Lost in Fantasy: Wild and Reckless



There are times when we confuse our real world with fantasy. When this happens in a story, it’s utterly absorbing and rich.

The show, “Wild and Reckless” is comprised of Blitzen Trapper’s performance of ten songs, three from past albums, as the band tells a story written for Portland Center Stage. The result is a wonderful amalgamation of a rock concert, a musical, a fantastic alternative-universe Portland, and a tale of addiction and heartbreak. It is indeed, an absorbing and rich show, and a haunting musical performance.

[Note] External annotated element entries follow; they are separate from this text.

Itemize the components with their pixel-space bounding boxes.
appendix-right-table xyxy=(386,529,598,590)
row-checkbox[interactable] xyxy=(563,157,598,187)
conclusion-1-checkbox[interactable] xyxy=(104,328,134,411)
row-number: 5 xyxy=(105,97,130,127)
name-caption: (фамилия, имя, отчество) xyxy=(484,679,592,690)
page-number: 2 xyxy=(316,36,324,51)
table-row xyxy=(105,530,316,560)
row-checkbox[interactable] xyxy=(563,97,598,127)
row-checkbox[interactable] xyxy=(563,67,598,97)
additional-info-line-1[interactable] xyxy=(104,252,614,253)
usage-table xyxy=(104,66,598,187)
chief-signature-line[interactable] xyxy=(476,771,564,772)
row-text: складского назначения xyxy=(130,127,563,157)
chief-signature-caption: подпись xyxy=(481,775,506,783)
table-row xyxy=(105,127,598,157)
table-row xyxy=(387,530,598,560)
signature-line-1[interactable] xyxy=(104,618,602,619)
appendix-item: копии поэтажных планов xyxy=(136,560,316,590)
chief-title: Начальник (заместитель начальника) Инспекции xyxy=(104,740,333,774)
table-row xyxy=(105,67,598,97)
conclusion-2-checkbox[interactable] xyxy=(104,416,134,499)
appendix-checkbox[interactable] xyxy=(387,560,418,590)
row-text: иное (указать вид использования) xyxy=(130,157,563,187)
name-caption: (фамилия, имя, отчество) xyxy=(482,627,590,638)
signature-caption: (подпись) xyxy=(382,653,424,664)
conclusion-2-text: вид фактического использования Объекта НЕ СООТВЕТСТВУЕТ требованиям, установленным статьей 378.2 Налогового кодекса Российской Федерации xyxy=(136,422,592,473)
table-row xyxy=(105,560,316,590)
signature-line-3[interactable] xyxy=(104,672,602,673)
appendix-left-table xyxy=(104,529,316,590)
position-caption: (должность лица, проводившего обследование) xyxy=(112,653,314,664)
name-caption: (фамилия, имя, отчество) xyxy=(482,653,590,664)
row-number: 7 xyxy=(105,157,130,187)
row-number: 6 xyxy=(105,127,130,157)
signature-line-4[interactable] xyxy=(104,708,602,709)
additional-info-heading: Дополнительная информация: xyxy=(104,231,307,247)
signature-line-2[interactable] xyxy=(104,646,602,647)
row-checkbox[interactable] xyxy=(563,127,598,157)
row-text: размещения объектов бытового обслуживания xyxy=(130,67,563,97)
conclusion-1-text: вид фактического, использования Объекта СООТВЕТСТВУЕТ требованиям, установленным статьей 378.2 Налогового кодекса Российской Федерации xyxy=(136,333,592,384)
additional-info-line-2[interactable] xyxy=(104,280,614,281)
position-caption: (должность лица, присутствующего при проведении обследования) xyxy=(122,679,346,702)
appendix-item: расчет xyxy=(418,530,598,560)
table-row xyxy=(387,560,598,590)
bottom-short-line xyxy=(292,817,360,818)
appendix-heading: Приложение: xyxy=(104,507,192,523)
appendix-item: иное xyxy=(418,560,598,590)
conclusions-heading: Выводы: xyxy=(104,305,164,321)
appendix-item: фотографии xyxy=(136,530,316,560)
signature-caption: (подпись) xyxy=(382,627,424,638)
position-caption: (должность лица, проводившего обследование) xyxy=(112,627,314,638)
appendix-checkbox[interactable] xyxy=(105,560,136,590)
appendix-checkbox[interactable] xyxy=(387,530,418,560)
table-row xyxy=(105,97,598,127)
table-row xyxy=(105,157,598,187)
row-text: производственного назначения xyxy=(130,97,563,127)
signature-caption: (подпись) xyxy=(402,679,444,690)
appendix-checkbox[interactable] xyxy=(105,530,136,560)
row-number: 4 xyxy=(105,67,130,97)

It’s darkly thrilling in a visual and sensory way, riddled with a network of zapping lights, and infused with the roots rock music of Blitzen Trapper. There is a delightful comic-book aura that at times had me cackling with laughter—in sync with the cackling scientist of the show, wonderfully warped and nerdy, played by percussionist Brian Adrian Koch. But soon this delight gives way to deep pain, as we watch the narrator (guitarist Eric Early) grapple with fear and desperation in telling his story. It is the story of a young man entering the city seeking to establish his music career. But what he finds is the love of his life: a woman who becomes hooked on a deadly substance.
  
We learn about lightning dust, and lightning junkies, and get a lesson from the professor (Marty Marquis, keyboard player) on certain of these lightning dust addicts, who take the pain of others within themselves. “They are as rare as unicorns.”

And I’m thinking about all the ways we intermix our pain with fantasy, and confuse saving others with saving ourselves.

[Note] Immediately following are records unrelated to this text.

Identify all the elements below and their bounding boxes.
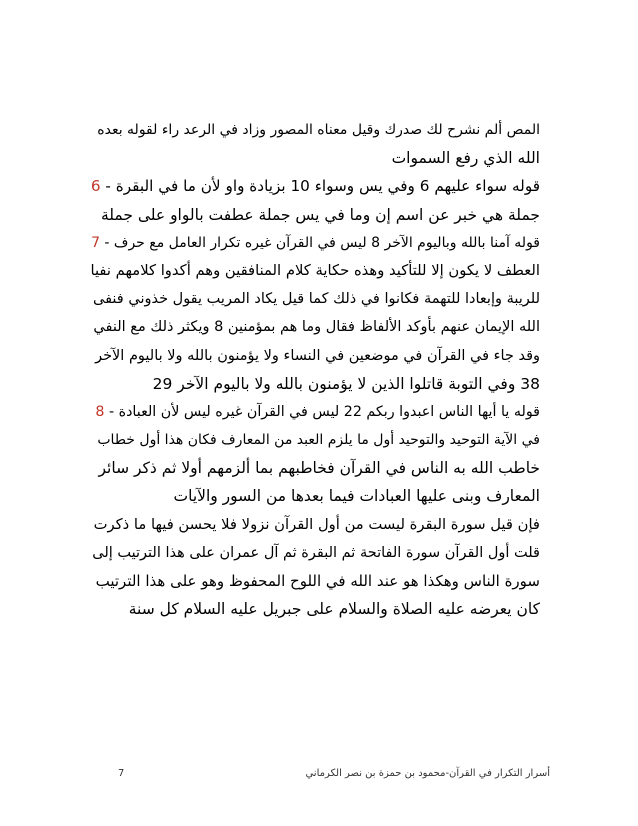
text-line: قلت أول القرآن سورة الفاتحة ثم البقرة ثم آل عمران على هذا الترتيب إلى xyxy=(92,544,540,561)
item-number: 6 xyxy=(90,177,101,196)
page-number: 7 xyxy=(118,768,125,779)
text-line: الله الإيمان عنهم بأوكد الألفاظ فقال وما هم بمؤمنين 8 ويكثر ذلك مع النفي xyxy=(93,319,540,336)
text-line: الله الذي رفع السموات xyxy=(391,149,540,168)
page-footer xyxy=(118,766,550,782)
line-text: قوله سواء عليهم 6 وفي يس وسواء 10 بزيادة واو لأن ما في البقرة - xyxy=(100,177,540,196)
text-line: المص ألم نشرح لك صدرك وقيل معناه المصور وزاد في الرعد راء لقوله بعده xyxy=(97,122,540,138)
item-number: 7 xyxy=(91,234,100,251)
text-line: في الآية التوحيد والتوحيد أول ما يلزم العبد من المعارف فكان هذا أول خطاب xyxy=(97,432,540,449)
line-text: قوله آمنا بالله وباليوم الآخر 8 ليس في القرآن غيره تكرار العامل مع حرف - xyxy=(99,234,540,251)
text-line: 38 وفي التوبة قاتلوا الذين لا يؤمنون بالله ولا باليوم الآخر 29 xyxy=(152,374,540,393)
text-line: فإن قيل سورة البقرة ليست من أول القرآن نزولا فلا يحسن فيها ما ذكرت xyxy=(93,515,540,533)
text-line: للريبة وإبعادا للتهمة فكانوا في ذلك كما قيل يكاد المريب يقول خذوني فنفى xyxy=(93,291,540,308)
text-line: العطف لا يكون إلا للتأكيد وهذه حكاية كلام المنافقين وهم أكدوا كلامهم نفيا xyxy=(90,261,540,279)
text-line: جملة هي خبر عن اسم إن وما في يس جملة عطفت بالواو على جملة xyxy=(100,205,540,224)
text-line: وقد جاء في القرآن في موضعين في النساء ولا يؤمنون بالله ولا باليوم الآخر xyxy=(95,347,540,364)
text-line: كان يعرضه عليه الصلاة والسلام على جبريل عليه السلام كل سنة xyxy=(128,600,540,619)
text-line xyxy=(90,229,540,257)
footer-title: أسرار التكرار في القرآن-محمود بن حمزة بن نصر الكرماني xyxy=(305,768,550,779)
text-line: سورة الناس وهكذا هو عند الله في اللوح المحفوظ وهو على هذا الترتيب xyxy=(95,572,540,590)
text-line: المعارف وبنى عليها العبادات فيما بعدها من السور والآيات xyxy=(173,487,540,506)
body-text xyxy=(90,116,540,623)
line-text: قوله يا أيها الناس اعبدوا ربكم 22 ليس في القرآن غيره ليس لأن العبادة - xyxy=(104,403,540,420)
text-line: خاطب الله به الناس في القرآن فخاطبهم بما ألزمهم أولا ثم ذكر سائر xyxy=(98,459,540,478)
text-line xyxy=(90,172,540,200)
item-number: 8 xyxy=(95,403,105,420)
text-line xyxy=(90,398,540,426)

“I knew I had to do something to save her,” the narrator explains, when he sees his love growing sick and weak. He admires her for the way she, herself, puts herself out for others who are down and out. “For her it was so easy to give everything away.” (Laura Carbonell,  as the Girl, has a wistful sultriness that adds lovely female energy to the show.)
    
Yet neither our hero nor his girlfriend can make the distinction between self and others. She spends her time feeding her habit or stealing things to bring comfort to the downtrodden. He tosses his career aside and puts his integrity and entire world at risk to follow her as she falls deeper and deeper into addiction.

Street and club names are wonderfully recognizable as Portland, but in this fantasy world, elements don’t work normally. It’s not what you think. And it never will be.

In the same way, I reflect on the times I have tried to lose myself in another person, in this one’s problems, in that one’s life, in whether or not this one loves me. It’s all unreal.

That unreality sends us into the dark, sticky, web of playing the role of the rescuer, the lover, the obsessed. It’s easier to escape personal pain than face it solo. We escape through distractions, yes, and through drugs of all kinds—but also through “helping.”

Before long, we’re lost. “[Y]ou can’t go home,” the narrator concludes. “Is home a place? Is home a person?”

Those unanswered questions point to one place, one person, that deepest sense of home, one alternative universe it is so difficult to know and love: one’s very self.